Friday, December 24, 2010

travel "worries"

Saludos boludos,

Worrying has never been my strong point. Don’t get me wrong, I worry far more than la vida demands, but I tend to screw up the process. I neither productively utilize my anxiety to stay ahead of the game (such as packing well before my departure dates or keeping a calendar), nor do I maintain the consistent levels of distress necessary to win me a Valium prescription. Both of these personal failures were recently made evident before my visit to the USA. On Sunday my blood progressively pumped through my veins quicker and more forceful; my breath grew shorter and my brained seemed incapable of concentrating on anything but the hundreds of things that I had left uncompleted. It felt as if my scheduled biannual life crisis was fractioning into trimesters. Walking home from a White Elephant Christmas party, I had a mini panic attack.

While no stranger to worrying, panic attacks are well out of my usual emotional responses, and as a result I was quite, well...worried. I was unable to focus on any one subject; rather my mind raced from my empty suitcases still stacked in my closet, to unpaid bills (my cell phone has since been cut off...oops), to unanswered emails and phone calls. In other words, I was fucked. However, true to form, the suffocating anxiety that might have spurred me to stay awake late into the night editing research proposals, laying out holiday outfits and searching for my immigration forms was short-lived and conquered by 1.5 milligrams of melatonin. Two hours later I was home drinking mate (mah-tay) with my friend and laughing at just about anything and everything. I can pack tomorrow, I told myself.

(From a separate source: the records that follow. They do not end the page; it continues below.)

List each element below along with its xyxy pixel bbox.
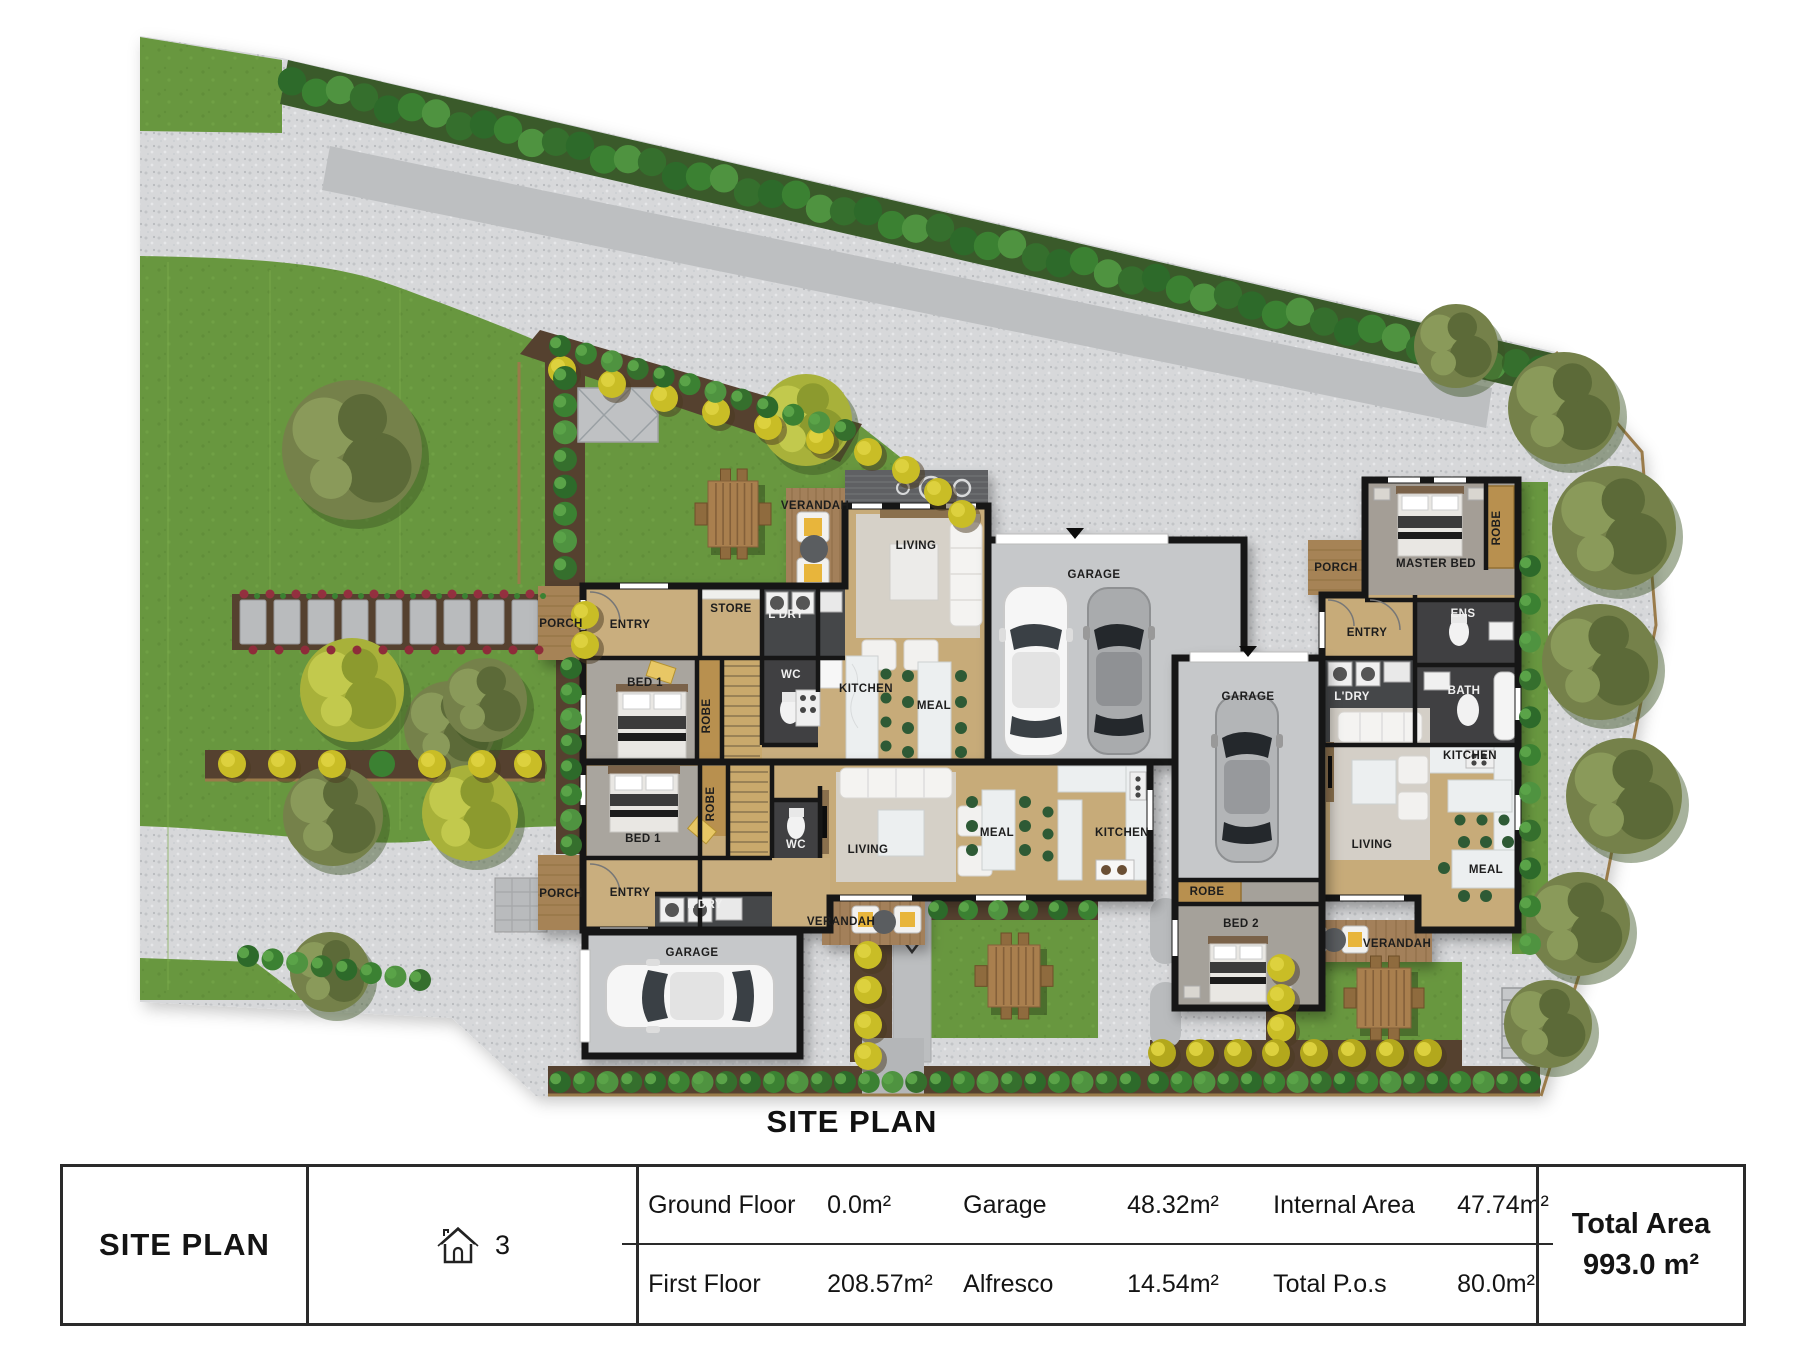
area-label: Internal Area: [1273, 1191, 1453, 1220]
room-label: VERANDAH: [781, 500, 849, 512]
legend-table: SITE PLAN 3 Ground Floor 0.0m² Garage 48…: [60, 1164, 1746, 1326]
area-label: Ground Floor: [648, 1191, 823, 1220]
area-label: Total P.o.s: [1273, 1270, 1453, 1299]
room-label: BED 1: [627, 677, 663, 689]
room-label: ENTRY: [610, 887, 651, 899]
site-plan-image: VERANDAHLIVINGSTOREL'DRYENTRYPORCHBED 1R…: [0, 0, 1800, 1350]
area-value: 0.0m²: [823, 1191, 963, 1220]
area-value: 47.74m²: [1453, 1191, 1549, 1220]
room-label: KITCHEN: [1095, 827, 1149, 839]
stepping-stone-path: [240, 600, 538, 644]
room-label: STORE: [710, 603, 751, 615]
area-label: Garage: [963, 1191, 1123, 1220]
room-label: PORCH: [539, 888, 583, 900]
site-plan-page: { "plan_title": "SITE PLAN", "legend": {…: [0, 0, 1800, 1350]
legend-lot-cell: 3: [306, 1167, 636, 1323]
area-label: Alfresco: [963, 1270, 1123, 1299]
car-gray-garage-a: [1083, 588, 1155, 754]
room-label: KITCHEN: [839, 683, 893, 695]
room-label: LIVING: [896, 540, 937, 552]
room-label: LIVING: [1352, 839, 1393, 851]
room-label: MEAL: [917, 700, 951, 712]
area-value: 208.57m²: [823, 1270, 963, 1299]
room-label: ENTRY: [610, 619, 651, 631]
room-label: ENS: [1451, 608, 1476, 620]
room-label: ROBE: [1190, 886, 1225, 898]
room-label: ROBE: [1491, 511, 1503, 546]
area-value: 14.54m²: [1123, 1270, 1273, 1299]
room-label: PORCH: [539, 618, 583, 630]
legend-name-cell: SITE PLAN: [63, 1167, 306, 1323]
room-label: BATH: [1448, 685, 1481, 697]
area-value: 80.0m²: [1453, 1270, 1549, 1299]
room-label: LIVING: [848, 844, 889, 856]
room-label: ENTRY: [1347, 627, 1388, 639]
room-label: L'DRY: [768, 609, 804, 621]
legend-areas-cell: Ground Floor 0.0m² Garage 48.32m² Intern…: [636, 1167, 1536, 1323]
total-area-label: Total Area: [1572, 1208, 1711, 1241]
room-label: MEAL: [1469, 864, 1503, 876]
room-label: MEAL: [980, 827, 1014, 839]
car-gray-garage-c: [1211, 696, 1283, 862]
car-white-garage-a: [999, 586, 1073, 756]
plan-title: SITE PLAN: [0, 1104, 1704, 1140]
room-label: L'DRY: [687, 899, 723, 911]
room-label: WC: [781, 669, 801, 681]
room-label: L'DRY: [1334, 691, 1370, 703]
car-white-garage-b: [606, 959, 774, 1033]
room-label: PORCH: [1314, 562, 1358, 574]
total-area-value: 993.0 m²: [1583, 1249, 1699, 1282]
legend-row-1: Ground Floor 0.0m² Garage 48.32m² Intern…: [622, 1167, 1553, 1245]
room-label: ROBE: [705, 787, 717, 822]
lot-number: 3: [495, 1230, 510, 1261]
room-label: VERANDAH: [1363, 938, 1431, 950]
house-icon: [435, 1224, 481, 1266]
room-label: BED 2: [1223, 918, 1259, 930]
legend-total-cell: Total Area 993.0 m²: [1536, 1167, 1743, 1323]
room-label: MASTER BED: [1396, 558, 1476, 570]
room-label: WC: [786, 839, 806, 851]
room-label: BED 1: [625, 833, 661, 845]
room-label: KITCHEN: [1443, 750, 1497, 762]
room-label: GARAGE: [1068, 569, 1121, 581]
room-label: GARAGE: [666, 947, 719, 959]
room-label: VERANDAH: [807, 916, 875, 928]
area-value: 48.32m²: [1123, 1191, 1273, 1220]
room-label: ROBE: [701, 699, 713, 734]
area-label: First Floor: [648, 1270, 823, 1299]
room-label: GARAGE: [1222, 691, 1275, 703]
legend-row-2: First Floor 208.57m² Alfresco 14.54m² To…: [622, 1245, 1553, 1323]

I woke up early, but I had a breakfast date with a friend who was visiting from Australia which meant I had roughly five hours to pick up my laundry, take out rent money, pay my phone bill (late, too late, still cut off), print out and bind a 150-page thesis on virtual identity construction on Internet dating sites; buy alfajor cookies, yerba-mate, wine, airport snacks and headphones; call the airline to request a vegetarian meal, call to order a taxi to the airport, have coffee with my professor downtown, have lunch with my friend at my house, get my documents in order, and pack my bags. At four in the afternoon I had finally unzipped by bags and starting wrapping my jeans around the wine bottles when the taxi driver rang my doorbell (he was supposed to get there at 5:30)! It took 20 minutes to chuck everything that was categorized and piled on my bed into my bags and another five minutes to throw on shorts and a t-shirt (an act I later regretted sitting in the 50-degree airport terminal). Upon climbing into the taxi, the chauffeur told me that the piqueteros were planning a protest that would cut off the main highway, which is why he came to get me so early. But there was no protest on the highway. No traffic at all actually. I arrived five hours before takeoff.

Despite the mini panic attack, the irresponsibly last-minute packing, and the to-do list with half of the to-dos left unchecked, once I was in the taxi I was golden. Embarking on just about any trip, as soon as I drive away, as soon as my house is out of sight, any residual anxiety tends to fade away. Images of items that I possibly may have forgotten to pack flit through my mind, but I easily calm myself by remembering that I have credit cards. This has been the case ever since I started traveling solo. I love the hours spent in transit. It’s so easy to just relax and submit to the authority of another (don’t get carried away by your imaginations). I’m not driving the taxi, or the bus, or the plane, which means there is nothing for me to do. If anything goes wrong (and it often has, it’s certainly not my fault. And it’s far easier to simply not think about all of those 500 tasks left undone while in transit. Twenty-two hours in two planes, three airports and a commuter train? No problem. Thirty-six hour bus-ride? Yes, please! Indeed, often when I’m out walking in the streets of Buenos Aires stressing about my thesis, I see a long-distance bus drive by and I day dream about being seated in one of its plush seats, on my way to someplace else, doing nothing more that looking out the window.

Arriving five hours early to the airport, I had plenty of time to wait in transit, however sadly without the plush long-distance bus seats. I watched the sky burn from blue to orange and from orange to pink and purple before it finally settled back to blue. While my taxi driver had the foresight to leave two hours early so as to avoid the highway-blocking rush-hour protest, the crew of the Delta flight did not, which unsurprisingly meant flight delays. After a worry-failed 22-hour trip during which two Argentine adolescent girls sweet talked me into giving up my window seat, a subsequent conversation with a cute Quebecois backpacker about working in French-Canadian rock quarries, and 1.5 hour customs process at Atlanta International (ATL, you be a mess), I arrive in Miami and hopped on the train to see my abuelita divina.

More on her later...

with amor and besos

1 comment:

art vandelay said...

hey! i guess its not very appropriate for me to comment here, but....i really enjoy reading your blog!. have good year!